Below are instruments for reproducing the results from the paper SyntheMol-RL: a flexible reinforcement learning framework for designing novel and synthesizable antibiotics, which uses the reinforcement learning ( RL) version of SyntheMol.
The relevant data should be downloaded to SyntheMol/data. This can be done as follows:
DATA_PATH=$(python -c "import synthemol; from pathlib import Path; print(Path(synthemol.__path__[0]).parent)")/rl
mkdir $DATA_PATH
gdown "https://drive.google.com/drive/folders/1Yex2UBjjmNFMZjBXA-ToVYMkpDFOorr0?usp=drive_link" --folder -O $DATA_PATHNote that here, we use the 2022 q1-2 version of the building blocks and the 2022 q1-2 version of the enumerated REAL Space molecules.
real.md: Instructions for processing Enamine REAL building blocks, reactions, and molecules.
wuxi.md: Instructions for processing the WuXi building blocks, reactions, and molecules (May 2023 release).
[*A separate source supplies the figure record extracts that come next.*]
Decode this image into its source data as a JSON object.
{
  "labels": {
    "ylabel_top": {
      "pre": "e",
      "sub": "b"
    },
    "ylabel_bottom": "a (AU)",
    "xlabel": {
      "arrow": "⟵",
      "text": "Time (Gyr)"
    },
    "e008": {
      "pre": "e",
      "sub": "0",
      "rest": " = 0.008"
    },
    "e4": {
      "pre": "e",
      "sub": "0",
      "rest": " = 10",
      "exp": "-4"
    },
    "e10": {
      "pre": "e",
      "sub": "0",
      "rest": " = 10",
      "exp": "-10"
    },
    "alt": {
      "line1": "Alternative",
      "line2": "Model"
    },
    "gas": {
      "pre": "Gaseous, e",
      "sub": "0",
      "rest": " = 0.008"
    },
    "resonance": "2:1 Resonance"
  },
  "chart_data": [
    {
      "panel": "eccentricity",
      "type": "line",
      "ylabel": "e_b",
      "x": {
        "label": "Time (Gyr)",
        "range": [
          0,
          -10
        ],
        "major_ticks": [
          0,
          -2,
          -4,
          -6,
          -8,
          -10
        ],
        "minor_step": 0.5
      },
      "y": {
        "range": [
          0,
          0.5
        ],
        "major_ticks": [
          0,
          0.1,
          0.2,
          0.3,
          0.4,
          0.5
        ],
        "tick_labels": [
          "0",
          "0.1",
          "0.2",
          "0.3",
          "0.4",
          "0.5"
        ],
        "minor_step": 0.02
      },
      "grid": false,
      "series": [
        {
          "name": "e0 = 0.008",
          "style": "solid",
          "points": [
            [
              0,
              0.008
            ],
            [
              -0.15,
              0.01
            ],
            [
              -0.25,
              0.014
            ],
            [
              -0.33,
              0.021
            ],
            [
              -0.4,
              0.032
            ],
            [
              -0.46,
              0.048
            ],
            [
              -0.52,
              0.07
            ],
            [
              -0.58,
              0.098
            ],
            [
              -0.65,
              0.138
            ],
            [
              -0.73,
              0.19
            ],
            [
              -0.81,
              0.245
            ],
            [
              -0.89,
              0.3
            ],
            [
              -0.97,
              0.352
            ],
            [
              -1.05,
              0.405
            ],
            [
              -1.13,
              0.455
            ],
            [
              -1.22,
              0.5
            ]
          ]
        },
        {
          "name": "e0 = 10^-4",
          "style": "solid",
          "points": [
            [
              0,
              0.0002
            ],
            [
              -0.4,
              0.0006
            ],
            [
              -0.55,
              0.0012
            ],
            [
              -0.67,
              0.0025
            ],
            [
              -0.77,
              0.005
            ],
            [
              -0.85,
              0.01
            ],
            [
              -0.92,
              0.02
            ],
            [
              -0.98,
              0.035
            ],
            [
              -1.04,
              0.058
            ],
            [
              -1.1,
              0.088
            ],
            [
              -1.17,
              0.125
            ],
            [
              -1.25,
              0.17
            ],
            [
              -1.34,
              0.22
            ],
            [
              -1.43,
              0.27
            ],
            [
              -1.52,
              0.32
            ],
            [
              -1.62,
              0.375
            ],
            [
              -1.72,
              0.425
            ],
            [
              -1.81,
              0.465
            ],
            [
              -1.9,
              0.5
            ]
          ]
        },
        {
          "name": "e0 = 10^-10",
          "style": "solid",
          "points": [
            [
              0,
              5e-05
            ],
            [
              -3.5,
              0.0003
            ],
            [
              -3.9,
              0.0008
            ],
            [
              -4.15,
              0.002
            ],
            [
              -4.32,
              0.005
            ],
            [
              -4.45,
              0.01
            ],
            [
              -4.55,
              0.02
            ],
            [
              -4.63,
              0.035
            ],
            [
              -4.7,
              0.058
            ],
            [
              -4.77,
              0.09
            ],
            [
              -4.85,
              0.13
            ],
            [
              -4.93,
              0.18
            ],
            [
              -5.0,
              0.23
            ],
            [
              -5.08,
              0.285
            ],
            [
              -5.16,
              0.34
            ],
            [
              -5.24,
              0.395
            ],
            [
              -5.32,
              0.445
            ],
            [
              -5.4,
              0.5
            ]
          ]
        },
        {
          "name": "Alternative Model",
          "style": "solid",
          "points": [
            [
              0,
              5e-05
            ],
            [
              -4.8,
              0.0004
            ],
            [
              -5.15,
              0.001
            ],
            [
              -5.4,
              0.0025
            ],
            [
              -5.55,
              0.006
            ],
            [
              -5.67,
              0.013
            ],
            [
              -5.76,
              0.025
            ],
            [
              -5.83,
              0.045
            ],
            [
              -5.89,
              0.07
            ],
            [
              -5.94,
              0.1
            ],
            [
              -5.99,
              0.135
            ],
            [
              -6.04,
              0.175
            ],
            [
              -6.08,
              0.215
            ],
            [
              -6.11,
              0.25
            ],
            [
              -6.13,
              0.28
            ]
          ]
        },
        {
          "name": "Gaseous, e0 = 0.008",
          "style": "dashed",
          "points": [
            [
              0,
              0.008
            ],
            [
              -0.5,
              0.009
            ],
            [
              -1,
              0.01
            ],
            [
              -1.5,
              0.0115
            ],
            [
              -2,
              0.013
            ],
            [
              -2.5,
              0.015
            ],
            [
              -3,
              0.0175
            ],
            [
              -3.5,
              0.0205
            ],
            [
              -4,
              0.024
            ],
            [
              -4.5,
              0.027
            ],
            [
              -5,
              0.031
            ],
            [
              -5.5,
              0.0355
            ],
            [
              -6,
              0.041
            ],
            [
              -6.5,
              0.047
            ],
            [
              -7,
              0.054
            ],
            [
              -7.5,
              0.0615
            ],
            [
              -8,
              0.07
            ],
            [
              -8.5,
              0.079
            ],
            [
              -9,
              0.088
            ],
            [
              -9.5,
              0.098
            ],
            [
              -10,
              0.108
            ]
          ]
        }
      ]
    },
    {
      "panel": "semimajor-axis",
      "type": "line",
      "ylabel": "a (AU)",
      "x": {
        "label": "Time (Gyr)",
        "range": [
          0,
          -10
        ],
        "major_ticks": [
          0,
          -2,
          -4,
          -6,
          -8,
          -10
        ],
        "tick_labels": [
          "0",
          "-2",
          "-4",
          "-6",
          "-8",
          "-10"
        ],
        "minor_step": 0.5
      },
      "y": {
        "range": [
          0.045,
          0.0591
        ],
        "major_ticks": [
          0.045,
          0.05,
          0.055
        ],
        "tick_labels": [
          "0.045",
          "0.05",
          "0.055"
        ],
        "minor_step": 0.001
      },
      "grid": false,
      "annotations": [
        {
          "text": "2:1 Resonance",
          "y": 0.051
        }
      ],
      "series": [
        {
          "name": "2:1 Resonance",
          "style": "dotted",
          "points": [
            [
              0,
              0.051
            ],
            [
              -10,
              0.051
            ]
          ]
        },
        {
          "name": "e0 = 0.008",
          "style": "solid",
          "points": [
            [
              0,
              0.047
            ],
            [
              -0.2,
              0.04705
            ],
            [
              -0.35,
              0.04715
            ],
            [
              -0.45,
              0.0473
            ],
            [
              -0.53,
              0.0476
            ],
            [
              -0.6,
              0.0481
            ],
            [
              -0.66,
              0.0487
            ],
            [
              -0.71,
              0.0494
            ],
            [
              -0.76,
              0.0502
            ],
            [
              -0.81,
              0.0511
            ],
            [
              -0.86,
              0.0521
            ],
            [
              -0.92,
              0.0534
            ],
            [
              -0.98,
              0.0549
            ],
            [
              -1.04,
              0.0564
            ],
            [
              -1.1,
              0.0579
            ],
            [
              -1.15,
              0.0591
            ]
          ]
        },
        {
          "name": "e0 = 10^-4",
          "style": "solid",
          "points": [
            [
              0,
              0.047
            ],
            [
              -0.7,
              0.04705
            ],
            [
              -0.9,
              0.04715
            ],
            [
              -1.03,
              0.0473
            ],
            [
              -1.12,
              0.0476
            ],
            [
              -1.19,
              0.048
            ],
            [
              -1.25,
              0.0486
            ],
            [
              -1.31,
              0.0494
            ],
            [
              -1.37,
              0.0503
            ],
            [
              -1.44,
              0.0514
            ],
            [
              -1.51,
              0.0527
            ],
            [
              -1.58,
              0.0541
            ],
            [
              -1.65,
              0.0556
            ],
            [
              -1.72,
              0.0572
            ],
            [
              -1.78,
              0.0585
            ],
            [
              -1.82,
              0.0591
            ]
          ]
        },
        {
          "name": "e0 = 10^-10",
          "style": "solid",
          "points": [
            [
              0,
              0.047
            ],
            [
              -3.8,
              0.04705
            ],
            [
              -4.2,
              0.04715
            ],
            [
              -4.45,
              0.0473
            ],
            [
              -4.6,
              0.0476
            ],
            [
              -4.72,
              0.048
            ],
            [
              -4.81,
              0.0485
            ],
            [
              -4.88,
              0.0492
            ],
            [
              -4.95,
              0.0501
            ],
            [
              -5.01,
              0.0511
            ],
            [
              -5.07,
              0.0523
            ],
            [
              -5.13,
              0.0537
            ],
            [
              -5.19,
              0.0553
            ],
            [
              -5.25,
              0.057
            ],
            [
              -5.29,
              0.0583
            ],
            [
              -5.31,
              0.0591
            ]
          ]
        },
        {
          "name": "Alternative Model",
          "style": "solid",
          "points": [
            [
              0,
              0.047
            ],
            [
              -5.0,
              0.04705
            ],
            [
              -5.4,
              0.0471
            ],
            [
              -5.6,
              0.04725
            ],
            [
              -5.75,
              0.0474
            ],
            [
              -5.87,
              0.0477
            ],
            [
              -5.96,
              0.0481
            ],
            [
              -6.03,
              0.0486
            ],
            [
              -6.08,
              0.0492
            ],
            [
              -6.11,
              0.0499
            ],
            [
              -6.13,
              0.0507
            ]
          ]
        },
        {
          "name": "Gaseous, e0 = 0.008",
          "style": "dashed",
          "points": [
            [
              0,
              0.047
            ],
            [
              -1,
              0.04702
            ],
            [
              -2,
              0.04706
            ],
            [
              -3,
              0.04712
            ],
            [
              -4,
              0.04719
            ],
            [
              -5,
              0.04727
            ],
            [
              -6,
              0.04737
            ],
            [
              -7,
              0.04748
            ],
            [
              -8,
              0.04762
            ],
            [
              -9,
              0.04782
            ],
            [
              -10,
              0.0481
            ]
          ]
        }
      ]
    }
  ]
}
antibiotics.md: Instructions for generating antibiotic candidates for Staphylococcus aureus using reinforcement learning (RL). Includes instructions for processing antibiotics data, training antibacterial activity prediction models, generating molecules with SyntheMol-RL, and selecting candidates.
ablations.md: Instructions for reproducing the ablation experiments in the paper to determine the importance of various components of SyntheMol-RL.
gflownet.md: Instructions for reproducing the GFlowNet experiments in the paper.